Grève des chauffeurs routiers : manque de carburant dans certaines stations au 2ème jour

Dans la matinée du jeudi 9 janvier 2020, nous avons fait un constat de l’impact de la grève des chauffeurs routiers dans quelques gares routières et stations-services de la ville de Ouagadougou. Au deuxième jour de ce mouvement d’humeur, les usagers peinent déjà à se procurer le carburant. Pendant ce temps, certaines compagnies de transport en commun poursuivent leur train-train quotidien.

Il est 9 heures. Nous sommes dans un quartier périphérique de Ouagadougou. Là-bas, le carburant ne fait pas encore l’objet de convoitise.

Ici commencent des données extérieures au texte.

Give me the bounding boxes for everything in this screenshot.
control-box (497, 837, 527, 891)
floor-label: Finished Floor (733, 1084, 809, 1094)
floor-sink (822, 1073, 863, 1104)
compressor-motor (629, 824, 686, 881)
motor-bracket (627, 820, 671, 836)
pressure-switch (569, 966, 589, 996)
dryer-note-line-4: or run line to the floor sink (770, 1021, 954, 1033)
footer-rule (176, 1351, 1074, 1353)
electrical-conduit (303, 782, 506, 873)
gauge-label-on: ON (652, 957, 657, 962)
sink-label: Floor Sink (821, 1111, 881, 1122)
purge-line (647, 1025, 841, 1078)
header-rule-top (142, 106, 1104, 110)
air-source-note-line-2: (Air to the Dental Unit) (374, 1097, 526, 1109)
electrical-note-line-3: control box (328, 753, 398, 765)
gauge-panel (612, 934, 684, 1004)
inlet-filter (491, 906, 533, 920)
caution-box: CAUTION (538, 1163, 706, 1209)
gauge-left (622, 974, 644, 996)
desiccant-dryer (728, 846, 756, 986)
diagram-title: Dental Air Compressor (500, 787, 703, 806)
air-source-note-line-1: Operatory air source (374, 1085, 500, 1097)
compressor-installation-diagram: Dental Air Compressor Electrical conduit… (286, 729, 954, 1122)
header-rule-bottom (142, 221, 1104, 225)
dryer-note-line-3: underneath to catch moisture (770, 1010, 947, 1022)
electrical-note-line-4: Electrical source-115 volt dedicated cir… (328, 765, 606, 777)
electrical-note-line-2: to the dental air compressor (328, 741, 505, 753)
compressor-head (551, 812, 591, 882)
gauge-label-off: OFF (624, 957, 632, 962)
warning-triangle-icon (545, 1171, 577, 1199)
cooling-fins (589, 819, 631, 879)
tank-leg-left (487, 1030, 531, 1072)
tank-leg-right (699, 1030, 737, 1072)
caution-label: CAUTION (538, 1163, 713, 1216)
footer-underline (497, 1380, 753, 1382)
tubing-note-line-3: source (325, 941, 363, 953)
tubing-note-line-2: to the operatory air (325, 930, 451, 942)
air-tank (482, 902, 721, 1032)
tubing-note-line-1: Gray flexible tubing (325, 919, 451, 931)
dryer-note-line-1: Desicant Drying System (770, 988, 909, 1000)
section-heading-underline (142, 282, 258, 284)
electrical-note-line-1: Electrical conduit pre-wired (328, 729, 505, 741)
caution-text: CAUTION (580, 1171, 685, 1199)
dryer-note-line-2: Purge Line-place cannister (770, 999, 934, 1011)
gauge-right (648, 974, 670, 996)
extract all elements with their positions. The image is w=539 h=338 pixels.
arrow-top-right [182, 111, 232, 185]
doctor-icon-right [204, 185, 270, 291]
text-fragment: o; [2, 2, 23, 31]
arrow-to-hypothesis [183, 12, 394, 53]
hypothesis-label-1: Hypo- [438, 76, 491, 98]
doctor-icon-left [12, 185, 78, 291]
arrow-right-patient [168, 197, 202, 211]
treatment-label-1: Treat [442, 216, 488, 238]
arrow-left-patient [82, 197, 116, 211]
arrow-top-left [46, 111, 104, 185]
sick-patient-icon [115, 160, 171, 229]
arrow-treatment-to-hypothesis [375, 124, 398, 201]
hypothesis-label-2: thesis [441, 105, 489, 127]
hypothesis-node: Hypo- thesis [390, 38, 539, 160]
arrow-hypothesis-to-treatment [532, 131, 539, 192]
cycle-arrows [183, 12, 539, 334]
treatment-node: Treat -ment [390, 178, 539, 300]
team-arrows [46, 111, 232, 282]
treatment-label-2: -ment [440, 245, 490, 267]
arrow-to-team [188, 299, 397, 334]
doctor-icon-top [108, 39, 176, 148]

A la question posée à quelques clients ayant effectué le déplacement pour se ravitailler en carburant s’ils sont au courant de la grève, O.D avoue en avoir eu des échos. Les autres clients, eux non. Pourquoi cette grève ? S’interrogent encore ceux-ci qui se sont étonné de cette situation.

Aux environ de 11heures, nous sommes au centre-ville. Dans une première station visitée, point de carburant. Nous voici au quartier Gounghin. A l’approche d’une station, nous constatons une affluence. Quand nous y sommes arrivés, le constat est qu’il y a du carburant mais le rang est long. Sur place, une élève dit avoir déjà parcouru plusieurs stations sans pouvoir se faire servir en carburant. Même là, la pompiste dit s’apprêter à  rentrer chez elle car il ne reste plus rien dans sa pompe.

Si les stations-services, elles, ferment au fur et à mesure par manque de carburant, c’est l’occasion pour les revendeurs d’essence en bouteille de se frotter les mains. A 11h 15 minutes, nous remarquons 2 revendeurs avec des bidons de 20  litres au bord de la voie. Renseignements pris, il ressort que le prix du litre est de 800F. Dans la soirée aux environs de 16heures, nous remarquons encore la fermeture de d’autres stations qui étaient fonctionnelles dans la mi-journée.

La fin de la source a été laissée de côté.